Messianic Judaism is a Biblically-based movement of people who, as committed Jews and Gentiles, believe in Yeshua (Jesus) as the Jewish Messiah of Israel of whom the Torah and Prophets spoke.
FIRST CENTURY BELIEVERS IN YESHUA
Two thousand years ago Yeshua was a Jew living among Jewish people. “Yeshua,” by which Jesus was called during his time on earth, is itself a Hebrew word for “Salvation.” Yeshua kept Torah, or the Law of Moses. He studied the Jewish Scriptures that many now know as the “Old Testament,” and read them aloud at the local synagogue on Shabbat (Luke 4:16). He was called rabbi (Teacher/Master) by his followers.

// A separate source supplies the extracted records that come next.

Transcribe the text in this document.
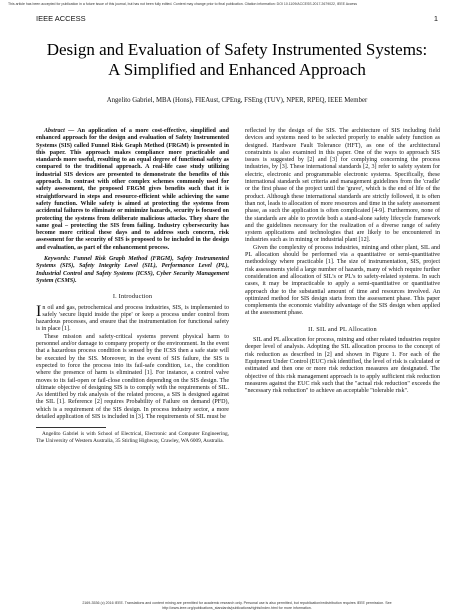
This article has been accepted for publication in a future issue of this journal, but has not been fully edited. Content may change prior to final publication. Citation information: DOI 10.1109/ACCESS.2017.2679022, IEEE Access
IEEE ACCESS	1
Design and Evaluation of Safety Instrumented Systems:
A Simplified and Enhanced Approach
Angelito Gabriel, MBA (Hons), FIEAust, CPEng, FSEng (TUV), NPER, RPEQ, IEEE Member

Abstract — An application of a more cost-effective, simplified and enhanced approach for the design and evaluation of Safety Instrumented Systems (SIS) called Funnel Risk Graph Method (FRGM) is presented in this paper. This approach makes compliance more practicable and standards more useful, resulting to an equal degree of functional safety as compared to the traditional approach. A real-life case study utilizing industrial SIS devices are presented to demonstrate the benefits of this approach. In contrast with other complex schemes commonly used for safety assessment, the proposed FRGM gives benefits such that it is straightforward in steps and resource-efficient while achieving the same safety function. While safety is aimed at protecting the systems from accidental failures to eliminate or minimize hazards, security is focused on protecting the systems from deliberate malicious attacks. They share the same goal – protecting the SIS from failing. Industry cybersecurity has become more critical these days and to address such concern, risk assessment for the security of SIS is proposed to be included in the design and evaluation, as part of the enhancement process.

Keywords: Funnel Risk Graph Method (FRGM), Safety Instrumented Systems (SIS), Safety Integrity Level (SIL), Performance Level (PL), Industrial Control and Safety Systems (ICSS), Cyber Security Management System (CSMS).

I. Introduction

In oil and gas, petrochemical and process industries, SIS, is implemented to safely 'secure liquid inside the pipe' or keep a process under control from hazardous processes, and ensure that the instrumentation for functional safety is in place [1].

These mission and safety-critical systems prevent physical harm to personnel and/or damage to company property or the environment. In the event that a hazardous process condition is sensed by the ICSS then a safe state will be executed by the SIS. Moreover, in the event of SIS failure, the SIS is expected to force the process into its fail-safe condition, i.e., the condition where the presence of harm is eliminated [1]. For instance, a control valve moves to its fail-open or fail-close condition depending on the SIS design. The ultimate objective of designing SIS is to comply with the requirements of SIL. As identified by risk analysis of the related process, a SIS is designed against the SIL [1]. Reference [2] requires Probability of Failure on demand (PFD), which is a requirement of the SIS design. In process industry sector, a more detailed application of SIS is included in [3]. The requirements of SIL must be

Angelito Gabriel is with School of Electrical, Electronic and Computer Engineering, The University of Western Australia, 35 Stirling Highway, Crawley, WA 6009, Australia.

reflected by the design of the SIS. The architecture of SIS including field devices and systems need to be selected properly to enable safety function as designed. Hardware Fault Tolerance (HFT), as one of the architectural constraints is also examined in this paper. One of the ways to approach SIS issues is suggested by [2] and [3] for complying concerning the process industries, by [3]. These international standards [2, 3] refer to safety system for electric, electronic and programmable electronic systems. Specifically, these international standards set criteria and management guidelines from the 'cradle' or the first phase of the project until the 'grave', which is the end of life of the product. Although these international standards are strictly followed, it is often than not, leads to allocation of more resources and time in the safety assessment phase, as such the application is often complicated [4-9]. Furthermore, none of the standards are able to provide both a stand-alone safety lifecycle framework and the guidelines necessary for the realization of a diverse range of safety system applications and technologies that are likely to be encountered in industries such as in mining or industrial plant [12].

Given the complexity of process industries, mining and other plant, SIL and PL allocation should be performed via a quantitative or semi-quantitative methodology where practicable [1]. The size of instrumentation, SIS, project risk assessments yield a large number of hazards, many of which require further consideration and allocation of SIL's or PL's to safety-related systems. In such cases, it may be impracticable to apply a semi-quantitative or quantitative approach due to the substantial amount of time and resources involved. An optimized method for SIS design starts from the assessment phase. This paper complements the economic viability advantage of the SIS design when applied at the assessment phase.

II. SIL and PL Allocation

SIL and PL allocation for process, mining and other related industries require deeper level of analysis. Adopting the SIL allocation process to the concept of risk reduction as described in [2] and shown in Figure 1. For each of the Equipment Under Control (EUC) risk identified, the level of risk is calculated or estimated and then one or more risk reduction measures are designated. The objective of this risk management approach is to apply sufficient risk reduction measures against the EUC risk such that the "actual risk reduction" exceeds the "necessary risk reduction" to achieve an acceptable "tolerable risk".

2169-3536 (c) 2016 IEEE. Translations and content mining are permitted for academic research only. Personal use is also permitted, but republication/redistribution requires IEEE permission. See http://www.ieee.org/publications_standards/publications/rights/index.html for more information.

“Think not that I came to abolish the law and the prophets: I have come not to abolish them but to fulfill them.” – Yeshua, Matthew 5:17
After His death and resurrection, His following increased. From the book of Acts and other historical evidence, many believe that in the first century A.D. hundreds of thousands of Jews followed His teachings (Acts 2:41, 2:47, 4:4, 6:7, 9:31, 21:20), and established Messianic Synagogues throughout the Roman Empire and beyond (James 1:1, 2:2).
The Messianic community was established as a Jewish-only movement and remained that way for about fifteen years. Then Gentiles entered the movement, beginning with the Roman centurion Cornelius (Acts 10). Even with Gentiles grafted in, the movement remained under the control of Jewish followers of Yeshua throughout the first century, and was viewed as a sect within Judaism (Acts 24:14).

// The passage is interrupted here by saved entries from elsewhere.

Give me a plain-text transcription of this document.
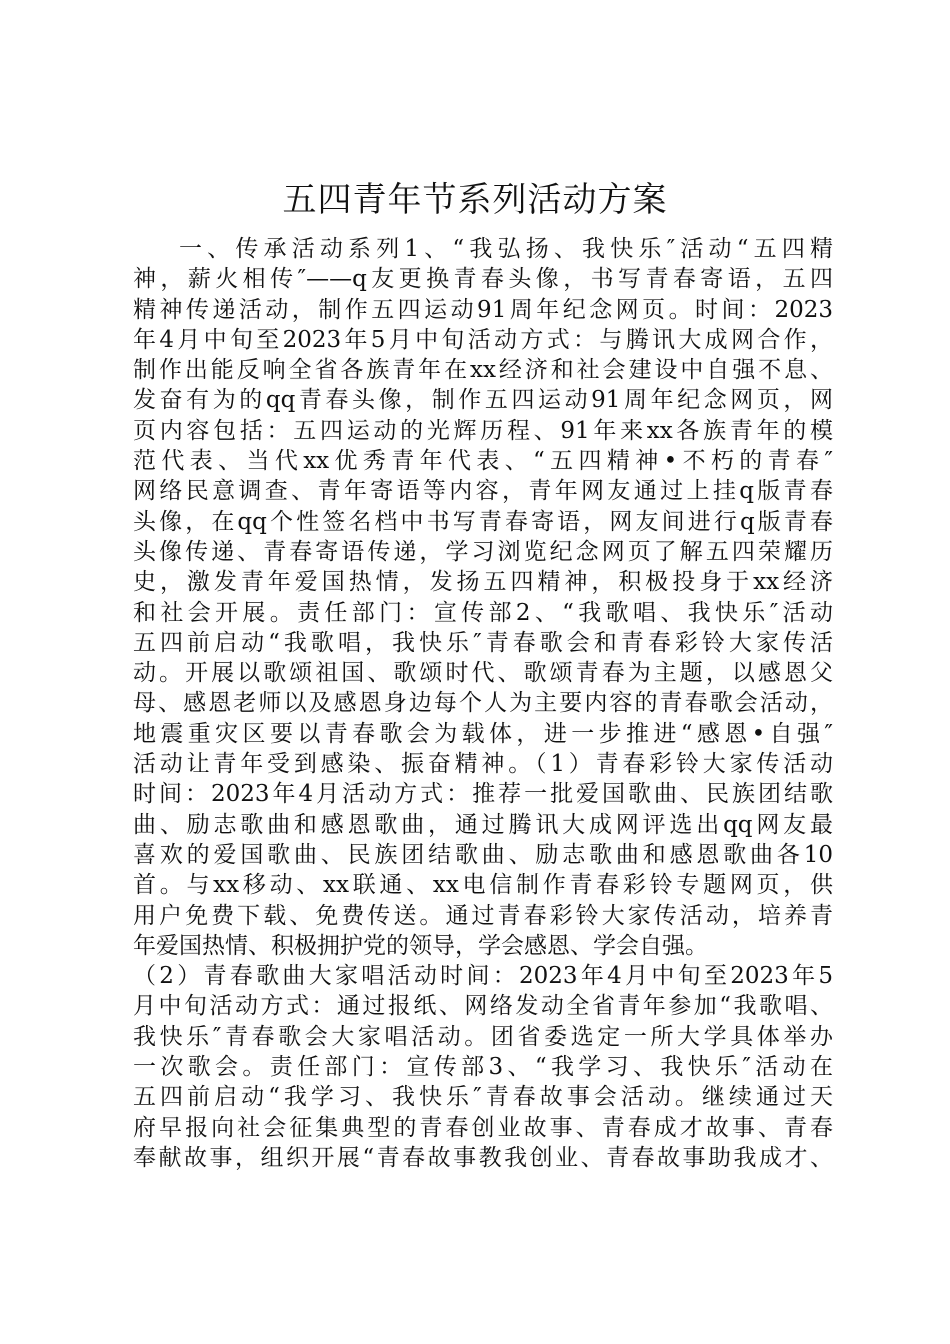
五四青年节系列活动方案
一、传承活动系列1、“我弘扬、我快乐″活动“五四精
神，薪火相传″——q友更换青春头像，书写青春寄语，五四
精神传递活动，制作五四运动91周年纪念网页。时间：2023
年4月中旬至2023年5月中旬活动方式：与腾讯大成网合作，
制作出能反响全省各族青年在xx经济和社会建设中自强不息、
发奋有为的qq青春头像，制作五四运动91周年纪念网页，网
页内容包括：五四运动的光辉历程、91年来xx各族青年的模
范代表、当代xx优秀青年代表、“五四精神•不朽的青春″
网络民意调查、青年寄语等内容，青年网友通过上挂q版青春
头像，在qq个性签名档中书写青春寄语，网友间进行q版青春
头像传递、青春寄语传递，学习浏览纪念网页了解五四荣耀历
史，激发青年爱国热情，发扬五四精神，积极投身于xx经济
和社会开展。责任部门：宣传部2、“我歌唱、我快乐″活动
五四前启动“我歌唱，我快乐″青春歌会和青春彩铃大家传活
动。开展以歌颂祖国、歌颂时代、歌颂青春为主题，以感恩父
母、感恩老师以及感恩身边每个人为主要内容的青春歌会活动，
地震重灾区要以青春歌会为载体，进一步推进“感恩•自强″
活动让青年受到感染、振奋精神。（1）青春彩铃大家传活动
时间：2023年4月活动方式：推荐一批爱国歌曲、民族团结歌
曲、励志歌曲和感恩歌曲，通过腾讯大成网评选出qq网友最
喜欢的爱国歌曲、民族团结歌曲、励志歌曲和感恩歌曲各10
首。与xx移动、xx联通、xx电信制作青春彩铃专题网页，供
用户免费下载、免费传送。通过青春彩铃大家传活动，培养青
年爱国热情、积极拥护党的领导，学会感恩、学会自强。
（2）青春歌曲大家唱活动时间：2023年4月中旬至2023年5
月中旬活动方式：通过报纸、网络发动全省青年参加“我歌唱、
我快乐″青春歌会大家唱活动。团省委选定一所大学具体举办
一次歌会。责任部门：宣传部3、“我学习、我快乐″活动在
五四前启动“我学习、我快乐″青春故事会活动。继续通过天
府早报向社会征集典型的青春创业故事、青春成才故事、青春
奉献故事，组织开展“青春故事教我创业、青春故事助我成才、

We find throughout the Book of Acts, the book that recorded the practices of the early believers, that the Jew and Gentile talmidim (disciples) did not abandon Judaism (including the Torah) for some new religion. Nor did the Jewish disciples abandon the Jewish community at large, to which they were closely tied. The Book of Acts tells us that Yeshua’s followers kept the Shabbat (Acts 13:14, 13:44, 16:13, 17:2, 18:4), met daily in the Temple (Acts 5:42), went to synagogue regularly (Acts 9:20, 13:5, 19:8), participated in the daily times of prayer (Acts 3:1, 16:16), ate kosher food (Acts 10:9-14), and kept the feasts of: Shavuot (Acts 2:1, 20:16), Pesach/Matzot (Passover/Unleavened Bread) (Acts 12:3, 20:6) and Yom Kippur (Acts 27:9).
We also learn that Rabbi Sha’ul (Paul), whose writings are cited by Christians and traditional Jews as evidence that believers are to no longer keep the Torah of Moses (Moshe), took a Nazirite vow (Acts 18:18, 21:23), held a Havdalah service (Acts 20:7), lived his life according to Jewish customs (Acts 21:20-22, 28:17), remained zealous for the Torah of Moses (Moshe) (Acts 21:20, 24, 24:14), remained a Pharisee all of his believing life (23:6, 26:5), was accused by Gentiles of teaching Jewish customs (Acts 16:20-21), and even attempted to offer peace offerings (animal sacrifices) in the Temple (Acts 21:26, 24:17). All this after having becoming a follower of Yeshua.
Acts 21:20 states that tens of thousands of Jews believed in Yeshua (around 55 A.D.) and remained faithful to the Torah of Moses (Moshe). Historians substantiate this claim with their estimates that over one million Jews believed in Yeshua as the Jewish Messiah in the first century. Of this number, the Book of Acts reports that Pharisees (Acts 15:5) and many priests (Acts 6:7) were included.
Today, Biblical Messianic Judaism is the modern movement that is bringing it all together, for Jews and Gentiles worshipping Yeshua together.